Né en 1920 à Königsberg (actuelle Kaliningrad russe), qui était alors la province allemande de Prusse orientale, Hans Josephsohn grandit dans les années trente au sein d’une famille juive. Témoin de la montée du nazisme et des persécutions, il conserve toute sa vie les traces de ce traumatisme. Très tôt attiré par la sculpture, il se voit refuser l’accès à une école d’art en raison de son origine. En 1938, il obtient une bourse artistique à Florence, mais, à l’automne de la même année, la promulgation des lois raciales l’oblige à fuir précipitamment l’Italie

Arrivé en Suisse, il s’installe dans la ville de Zurich où il réside jusqu’à sa mort, en 2012. Peu après son arrivée, Josephsohn peut compter sur le soutien d’Otto Müller (1905-1993), un sculpteur suisse qui lui ouvre les portes de son atelier. Les années de guerre sont éprouvantes, il est retenu temporairement dans un camp de réfugiés. La sculpture reste son ancrage, il s’installe dans son premier atelier en 1943 et dès lors travaille sans relâche. L’atelier est son territoire, le lieu de dialogues intérieurs avec ses œuvres, le théâtre des liens noués et dénoués avec ses modèles.
Considéré en Suisse comme l’un des artistes les plus importants d’après guerre, il reste longtemps méconnu à l’étranger. Au gré de rencontres déterminantes, il bénéficie, à partir des années 2000, d’une notoriété grandissante. Le Stedelijk Museum d’Amsterdam lui consacre, en 2002, la première rétrospective hors de Suisse et d’Allemagne.

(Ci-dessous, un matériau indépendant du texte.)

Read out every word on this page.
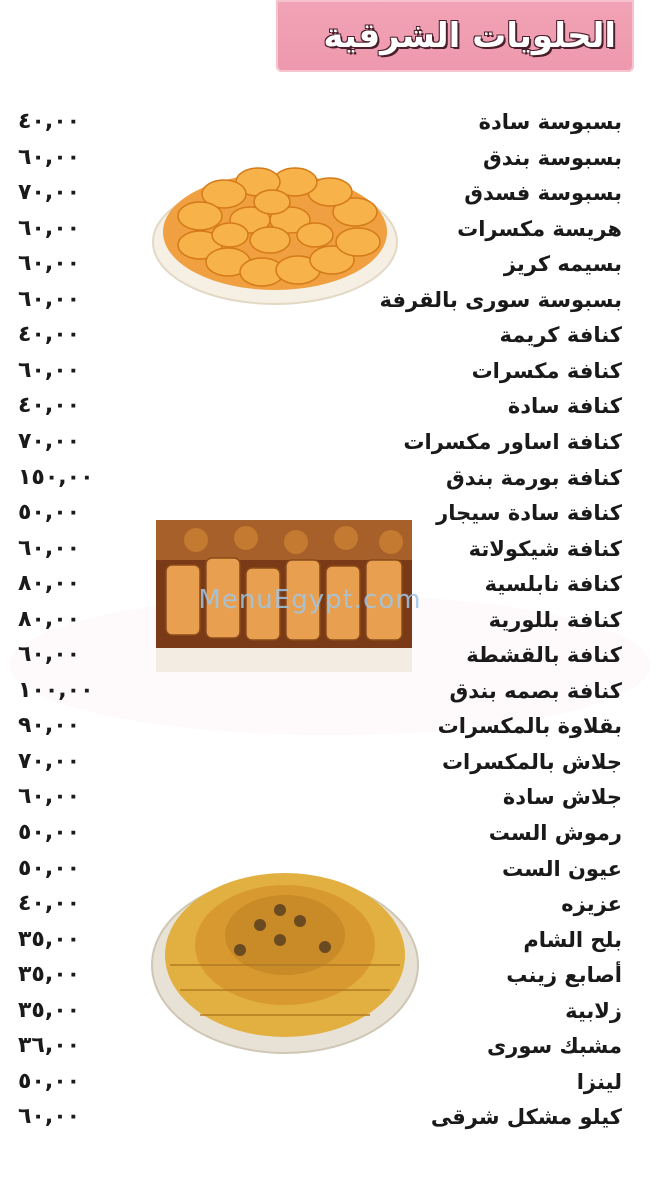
الحلويات الشرقية
MenuEgypt.com
٤٠,٠٠	بسبوسة سادة
٦٠,٠٠	بسبوسة بندق
٧٠,٠٠	بسبوسة فسدق
٦٠,٠٠	هريسة مكسرات
٦٠,٠٠	بسيمه كريز
٦٠,٠٠	بسبوسة سورى بالقرفة
٤٠,٠٠	كنافة كريمة
٦٠,٠٠	كنافة مكسرات
٤٠,٠٠	كنافة سادة
٧٠,٠٠	كنافة اساور مكسرات
١٥٠,٠٠	كنافة بورمة بندق
٥٠,٠٠	كنافة سادة سيجار
٦٠,٠٠	كنافة شيكولاتة
٨٠,٠٠	كنافة نابلسية
٨٠,٠٠	كنافة بللورية
٦٠,٠٠	كنافة بالقشطة
١٠٠,٠٠	كنافة بصمه بندق
٩٠,٠٠	بقلاوة بالمكسرات
٧٠,٠٠	جلاش بالمكسرات
٦٠,٠٠	جلاش سادة
٥٠,٠٠	رموش الست
٥٠,٠٠	عيون الست
٤٠,٠٠	عزيزه
٣٥,٠٠	بلح الشام
٣٥,٠٠	أصابع زينب
٣٥,٠٠	زلابية
٣٦,٠٠	مشبك سورى
٥٠,٠٠	لينزا
٦٠,٠٠	كيلو مشكل شرقى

Josephsohn concentre son champ d’investigation sur la figure humaine, principalement féminine, qu’il décline en têtes, bustes, figures debout, figures assises et figures allongées, souvent de grand format. En parallèle, il modèle des reliefs dans différentes échelles, qui se distinguent des figures hiératiques par leur aspect narratif : deux, parfois trois personnages incarnent des saynètes, au sein d’une architecture à peine ébauchée. Les reliefs ne sont pas sans rappeler la richesse de la sculpture romane indissociable de l’architecture, que Josephsohn affectionnait tout particulièrement. 

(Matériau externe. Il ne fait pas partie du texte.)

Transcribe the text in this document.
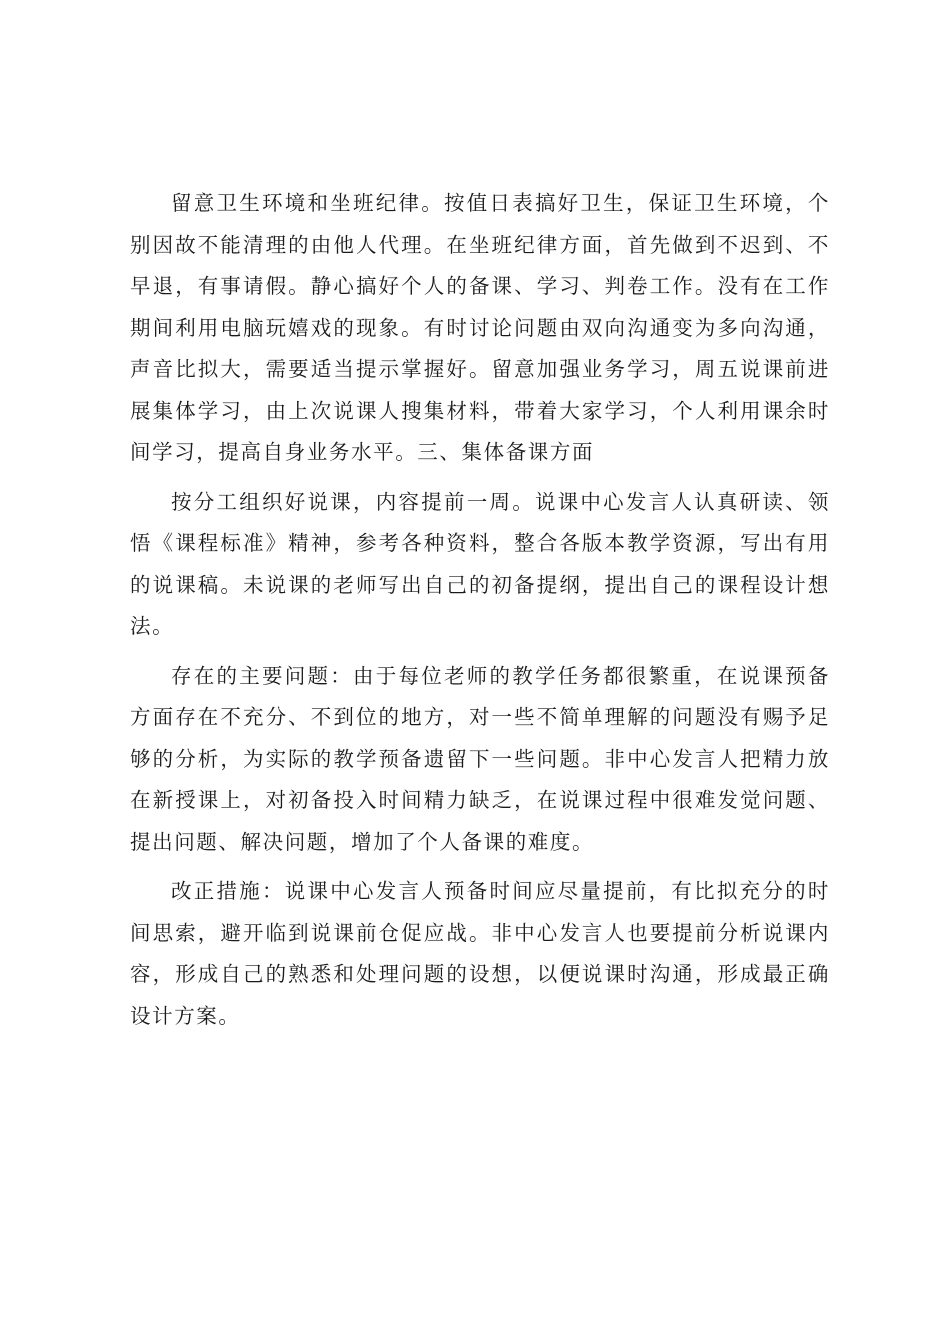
留意卫生环境和坐班纪律。按值日表搞好卫生，保证卫生环境，个别因故不能清理的由他人代理。在坐班纪律方面，首先做到不迟到、不早退，有事请假。静心搞好个人的备课、学习、判卷工作。没有在工作期间利用电脑玩嬉戏的现象。有时讨论问题由双向沟通变为多向沟通，声音比拟大，需要适当提示掌握好。留意加强业务学习，周五说课前进展集体学习，由上次说课人搜集材料，带着大家学习，个人利用课余时间学习，提高自身业务水平。三、集体备课方面

按分工组织好说课，内容提前一周。说课中心发言人认真研读、领悟《课程标准》精神，参考各种资料，整合各版本教学资源，写出有用的说课稿。未说课的老师写出自己的初备提纲，提出自己的课程设计想法。

存在的主要问题：由于每位老师的教学任务都很繁重，在说课预备方面存在不充分、不到位的地方，对一些不简单理解的问题没有赐予足够的分析，为实际的教学预备遗留下一些问题。非中心发言人把精力放在新授课上，对初备投入时间精力缺乏，在说课过程中很难发觉问题、提出问题、解决问题，增加了个人备课的难度。

改正措施：说课中心发言人预备时间应尽量提前，有比拟充分的时间思索，避开临到说课前仓促应战。非中心发言人也要提前分析说课内容，形成自己的熟悉和处理问题的设想，以便说课时沟通，形成最正确设计方案。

Le plâtre est sa matière de prédilection, parfois coulé en bronze et plus souvent en laiton. La malléabilité de ce matériau lui permet de faire émerger les formes par touches, par ajout et retrait de matière, jusqu’au point d’équilibre. Hans Josephsohn ne cherche pas à imiter le réel bien que certains détails permettent, surtout à ses débuts, d’identifier les traits d’un modèle. Ses sculptures incarnent une présence, l’essence d’un être, l’intensité d’un moment, car pour Josephsohn, la forme n’a jamais été le but ultime.  

Le parcours de l’exposition :
Le parcours chronologique permet de suivre à travers trois périodes stylistiques, une production artistique oscillant entre figuration et abstraction. 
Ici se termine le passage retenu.